Star trail image credit – Amanda Cross

Why do we See what we See?

The western highlands of Scotland, bathed in the visible light of our home star.

When we think about the vast array of electromagnetic radiation all around us – from Gamma rays, X-rays , UV, Microwaves and Radio waves – a natural question to ask is why do human eyes see in a very narrow band we call ‘visible light’?

The answer is undoubtably tied to the energy output of our nearest star – the Sun. Its peak radiation just happens to be at this ‘visible’ band of radiation. I’ve illustrated this below with a black body radiation profile of our Sun.

Our eyes have therefore evolved to ‘see’ this particular narrow range of otherwise insignificant wavelengths.
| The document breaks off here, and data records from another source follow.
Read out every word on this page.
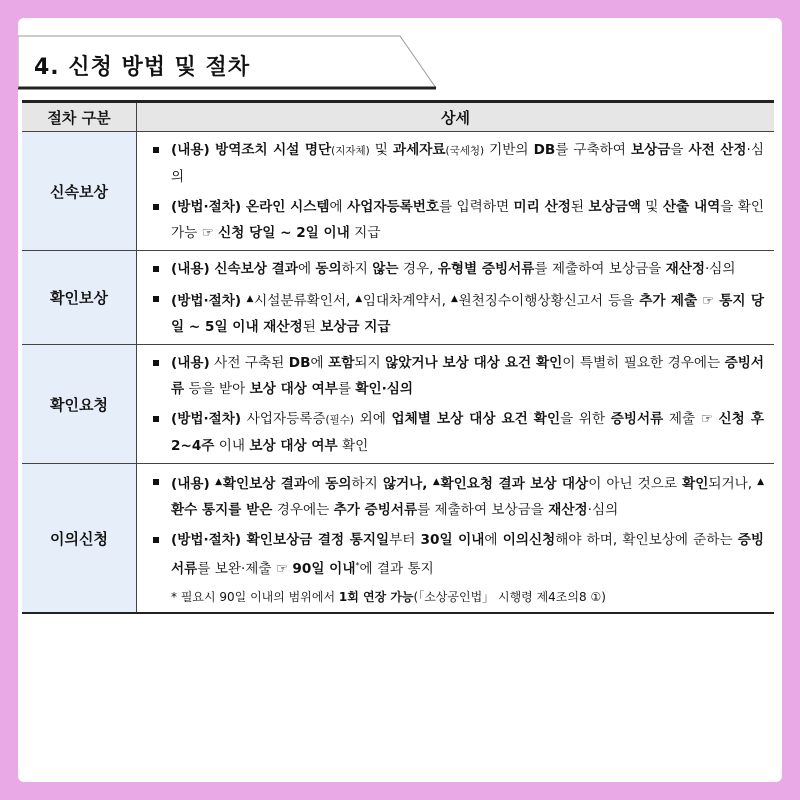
4. 신청 방법 및 절차
절차 구분	상세
신속보상	(내용) 방역조치 시설 명단(지자체) 및 과세자료(국세청) 기반의 DB를 구축하여 보상금을 사전 산정·심의
(방법·절차) 온라인 시스템에 사업자등록번호를 입력하면 미리 산정된 보상금액 및 산출 내역을 확인 가능 ☞ 신청 당일 ~ 2일 이내 지급

확인보상	(내용) 신속보상 결과에 동의하지 않는 경우, 유형별 증빙서류를 제출하여 보상금을 재산정·심의
(방법·절차) ▲시설분류확인서, ▲임대차계약서, ▲원천징수이행상황신고서 등을 추가 제출 ☞ 통지 당일 ~ 5일 이내 재산정된 보상금 지급

확인요청	(내용) 사전 구축된 DB에 포함되지 않았거나 보상 대상 요건 확인이 특별히 필요한 경우에는 증빙서류 등을 받아 보상 대상 여부를 확인·심의
(방법·절차) 사업자등록증(필수) 외에 업체별 보상 대상 요건 확인을 위한 증빙서류 제출 ☞ 신청 후 2~4주 이내 보상 대상 여부 확인

이의신청	(내용) ▲확인보상 결과에 동의하지 않거나, ▲확인요청 결과 보상 대상이 아닌 것으로 확인되거나, ▲환수 통지를 받은 경우에는 추가 증빙서류를 제출하여 보상금을 재산정·심의
(방법·절차) 확인보상금 결정 통지일부터 30일 이내에 이의신청해야 하며, 확인보상에 준하는 증빙서류를 보완·제출 ☞ 90일 이내*에 결과 통지
* 필요시 90일 이내의 범위에서 1회 연장 가능(「소상공인법」 시행령 제4조의8 ①)
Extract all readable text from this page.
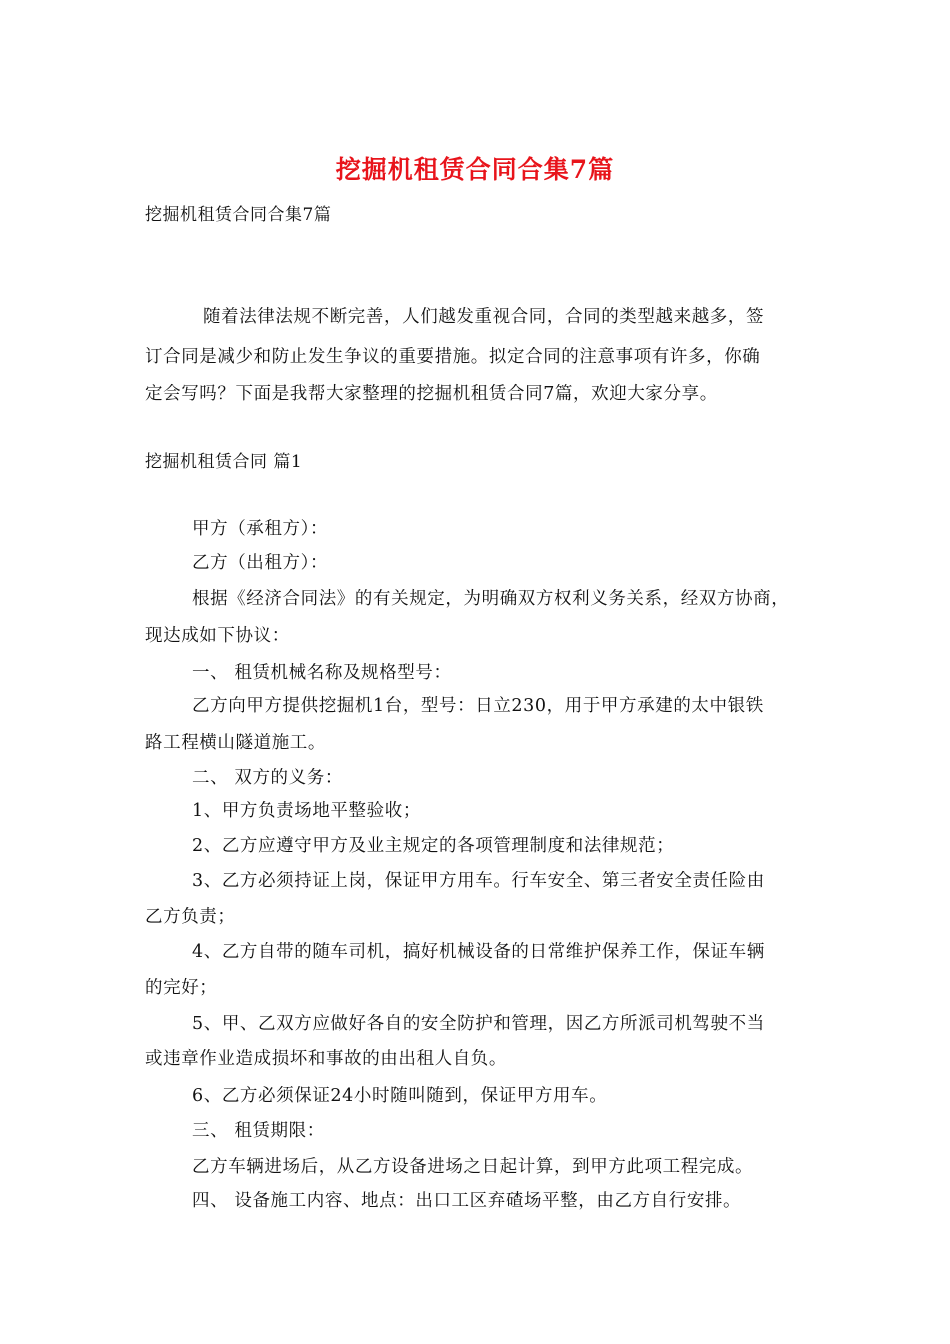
挖掘机租赁合同合集7篇
挖掘机租赁合同合集7篇
随着法律法规不断完善，人们越发重视合同，合同的类型越来越多，签
订合同是减少和防止发生争议的重要措施。拟定合同的注意事项有许多，你确
定会写吗？下面是我帮大家整理的挖掘机租赁合同7篇，欢迎大家分享。
挖掘机租赁合同 篇1
甲方（承租方）：
乙方（出租方）：
根据《经济合同法》的有关规定，为明确双方权利义务关系，经双方协商，
现达成如下协议：
一、 租赁机械名称及规格型号：
乙方向甲方提供挖掘机1台，型号：日立230，用于甲方承建的太中银铁
路工程横山隧道施工。
二、 双方的义务：
1、甲方负责场地平整验收；
2、乙方应遵守甲方及业主规定的各项管理制度和法律规范；
3、乙方必须持证上岗，保证甲方用车。行车安全、第三者安全责任险由
乙方负责；
4、乙方自带的随车司机，搞好机械设备的日常维护保养工作，保证车辆
的完好；
5、甲、乙双方应做好各自的安全防护和管理，因乙方所派司机驾驶不当
或违章作业造成损坏和事故的由出租人自负。
6、乙方必须保证24小时随叫随到，保证甲方用车。
三、 租赁期限：
乙方车辆进场后，从乙方设备进场之日起计算，到甲方此项工程完成。
四、 设备施工内容、地点：出口工区弃碴场平整，由乙方自行安排。
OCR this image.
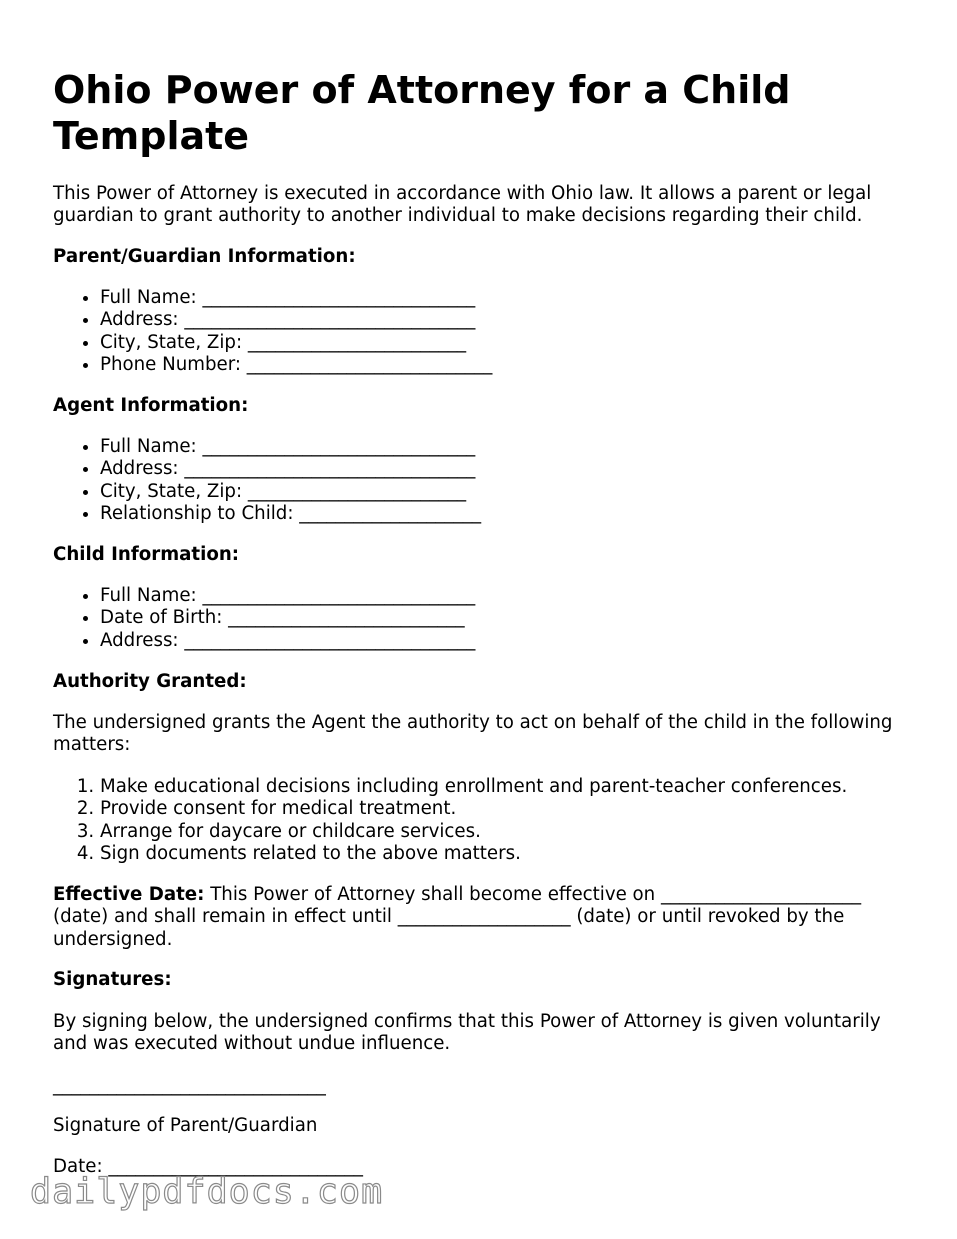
Ohio Power of Attorney for a Child Template

This Power of Attorney is executed in accordance with Ohio law. It allows a parent or legal guardian to grant authority to another individual to make decisions regarding their child.

Parent/Guardian Information:

• Full Name: ______________________________
• Address: ________________________________
• City, State, Zip: ________________________
• Phone Number: ___________________________

Agent Information:

• Full Name: ______________________________
• Address: ________________________________
• City, State, Zip: ________________________
• Relationship to Child: ____________________

Child Information:

• Full Name: ______________________________
• Date of Birth: __________________________
• Address: ________________________________

Authority Granted:

The undersigned grants the Agent the authority to act on behalf of the child in the following matters:

1. Make educational decisions including enrollment and parent-teacher conferences.
2. Provide consent for medical treatment.
3. Arrange for daycare or childcare services.
4. Sign documents related to the above matters.

Effective Date: This Power of Attorney shall become effective on ______________________ (date) and shall remain in effect until ___________________ (date) or until revoked by the undersigned.

Signatures:

By signing below, the undersigned confirms that this Power of Attorney is given voluntarily and was executed without undue influence.

______________________________

Signature of Parent/Guardian

Date: ____________________________

dailypdfdocs.com
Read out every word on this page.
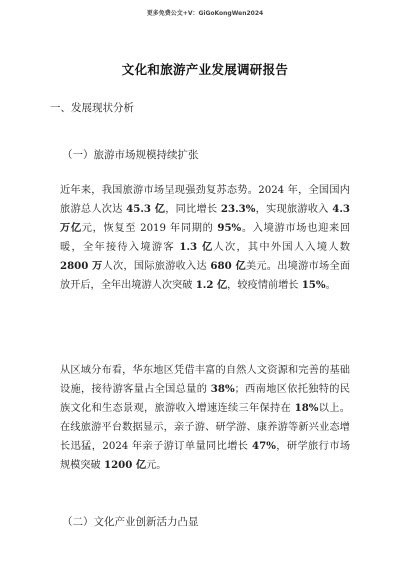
更多免费公文+V：GiGoKongWen2024
文化和旅游产业发展调研报告
一、发展现状分析
（一）旅游市场规模持续扩张
近年来，我国旅游市场呈现强劲复苏态势。2024 年，全国国内旅游总人次达 45.3 亿，同比增长 23.3%，实现旅游收入 4.3 万亿元，恢复至 2019 年同期的 95%。入境游市场也迎来回暖，全年接待入境游客 1.3 亿人次，其中外国人入境人数 2800 万人次，国际旅游收入达 680 亿美元。出境游市场全面放开后，全年出境游人次突破 1.2 亿，较疫情前增长 15%。
从区域分布看，华东地区凭借丰富的自然人文资源和完善的基础设施，接待游客量占全国总量的 38%；西南地区依托独特的民族文化和生态景观，旅游收入增速连续三年保持在 18%以上。在线旅游平台数据显示，亲子游、研学游、康养游等新兴业态增长迅猛，2024 年亲子游订单量同比增长 47%，研学旅行市场规模突破 1200 亿元。
（二）文化产业创新活力凸显
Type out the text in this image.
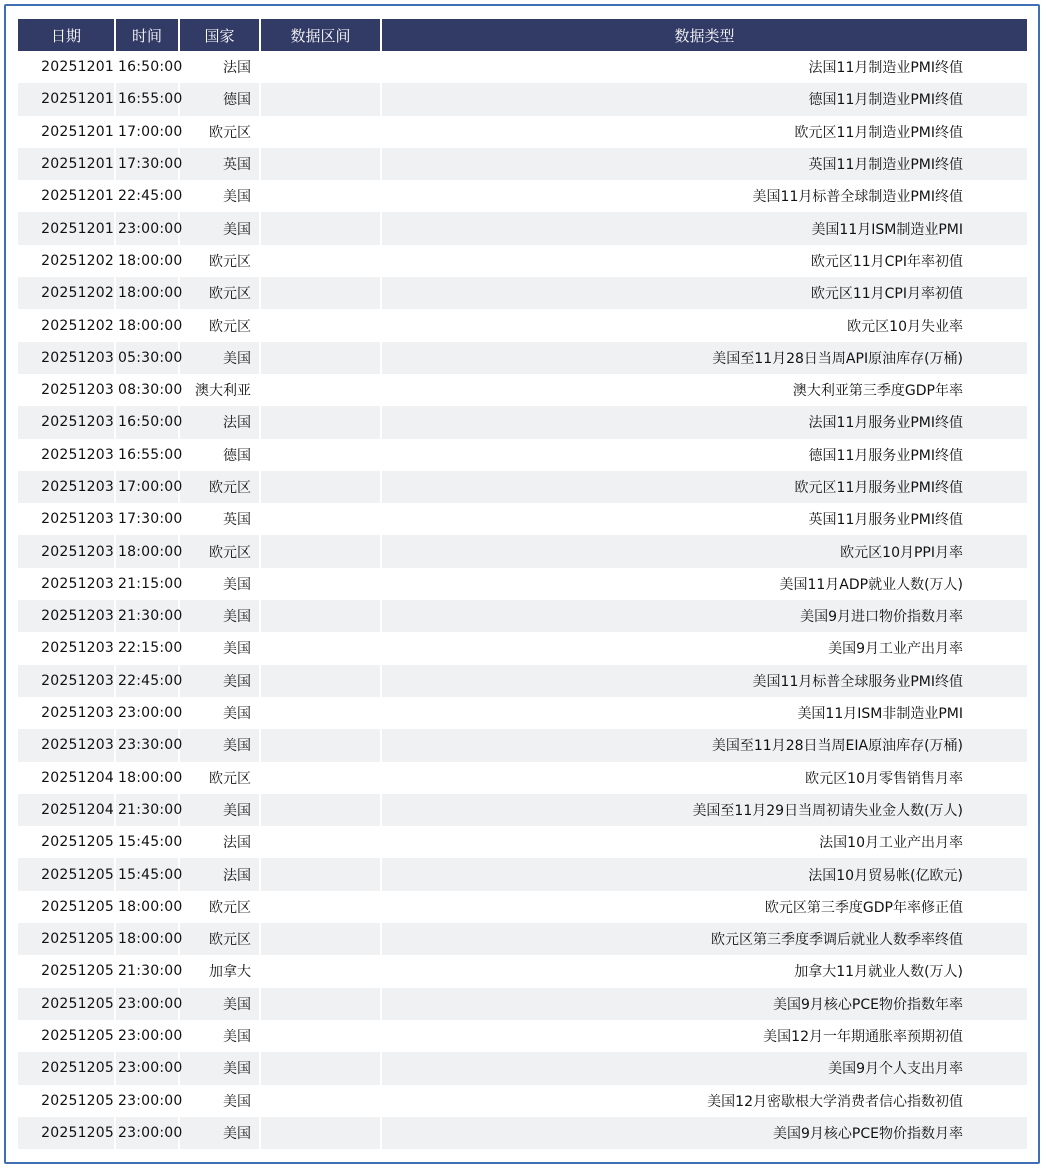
日期	时间	国家	数据区间	数据类型
20251201	16:50:00	法国		法国11月制造业PMI终值
20251201	16:55:00	德国		德国11月制造业PMI终值
20251201	17:00:00	欧元区		欧元区11月制造业PMI终值
20251201	17:30:00	英国		英国11月制造业PMI终值
20251201	22:45:00	美国		美国11月标普全球制造业PMI终值
20251201	23:00:00	美国		美国11月ISM制造业PMI
20251202	18:00:00	欧元区		欧元区11月CPI年率初值
20251202	18:00:00	欧元区		欧元区11月CPI月率初值
20251202	18:00:00	欧元区		欧元区10月失业率
20251203	05:30:00	美国		美国至11月28日当周API原油库存(万桶)
20251203	08:30:00	澳大利亚		澳大利亚第三季度GDP年率
20251203	16:50:00	法国		法国11月服务业PMI终值
20251203	16:55:00	德国		德国11月服务业PMI终值
20251203	17:00:00	欧元区		欧元区11月服务业PMI终值
20251203	17:30:00	英国		英国11月服务业PMI终值
20251203	18:00:00	欧元区		欧元区10月PPI月率
20251203	21:15:00	美国		美国11月ADP就业人数(万人)
20251203	21:30:00	美国		美国9月进口物价指数月率
20251203	22:15:00	美国		美国9月工业产出月率
20251203	22:45:00	美国		美国11月标普全球服务业PMI终值
20251203	23:00:00	美国		美国11月ISM非制造业PMI
20251203	23:30:00	美国		美国至11月28日当周EIA原油库存(万桶)
20251204	18:00:00	欧元区		欧元区10月零售销售月率
20251204	21:30:00	美国		美国至11月29日当周初请失业金人数(万人)
20251205	15:45:00	法国		法国10月工业产出月率
20251205	15:45:00	法国		法国10月贸易帐(亿欧元)
20251205	18:00:00	欧元区		欧元区第三季度GDP年率修正值
20251205	18:00:00	欧元区		欧元区第三季度季调后就业人数季率终值
20251205	21:30:00	加拿大		加拿大11月就业人数(万人)
20251205	23:00:00	美国		美国9月核心PCE物价指数年率
20251205	23:00:00	美国		美国12月一年期通胀率预期初值
20251205	23:00:00	美国		美国9月个人支出月率
20251205	23:00:00	美国		美国12月密歇根大学消费者信心指数初值
20251205	23:00:00	美国		美国9月核心PCE物价指数月率
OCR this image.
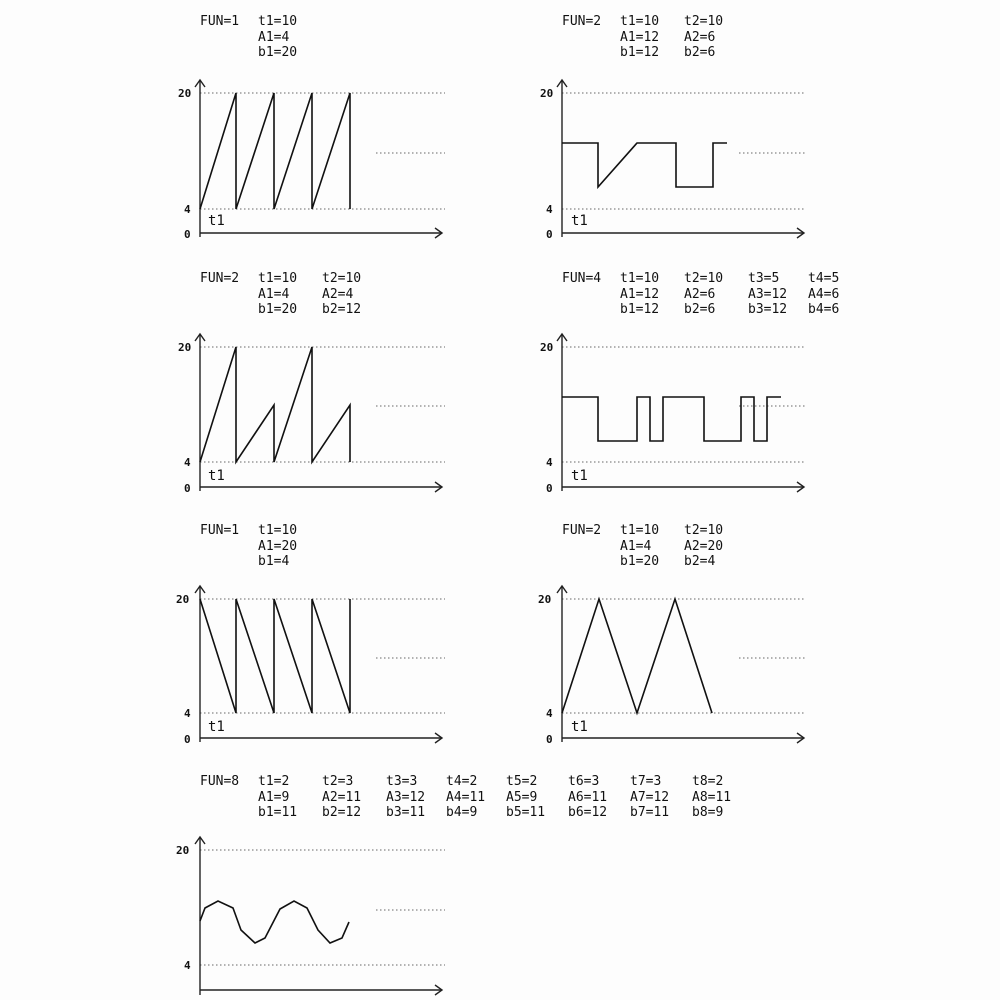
FUN=1 t1=10
A1=4
b1=20
20
4
0
t1
FUN=2 t1=10 t2=10
A1=12 A2=6
b1=12 b2=6
20
4
0
t1
FUN=2 t1=10 t2=10
A1=4	A2=4
b1=20 b2=12
20
4
0
t1
FUN=4 t1=10 t2=10 t3=5 t4=5
A1=12 A2=6	A3=12 A4=6
b1=12 b2=6	b3=12 b4=6
20
4
0
t1
FUN=1 t1=10
A1=20
b1=4
20
4
0
t1
FUN=2 t1=10 t2=10
A1=4	A2=20
b1=20 b2=4
20
4
0
t1
FUN=8 t1=2	t2=3	t3=3 t4=2 t5=2 t6=3 t7=3 t8=2
A1=9	A2=11 A3=12 A4=11 A5=9 A6=11 A7=12 A8=11
b1=11 b2=12 b3=11 b4=9 b5=11 b6=12 b7=11 b8=9
20
4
There’s nothing inherently important about visible light – in fact it makes up a tiny 0.0035 percent of the entire electromagnetic spectrum.

Understanding this makes me wonder about the potential sensory apparatus of life that might have evolved elsewhere in the universe. Other stars with different stellar classifications to our Sun have different peak radiation profiles.

If we had evolved next to a source of intense gamma rays for instance, we would very likely be completely blind to visible light but adept at observing small granular differences in the intensity of gamma radiation.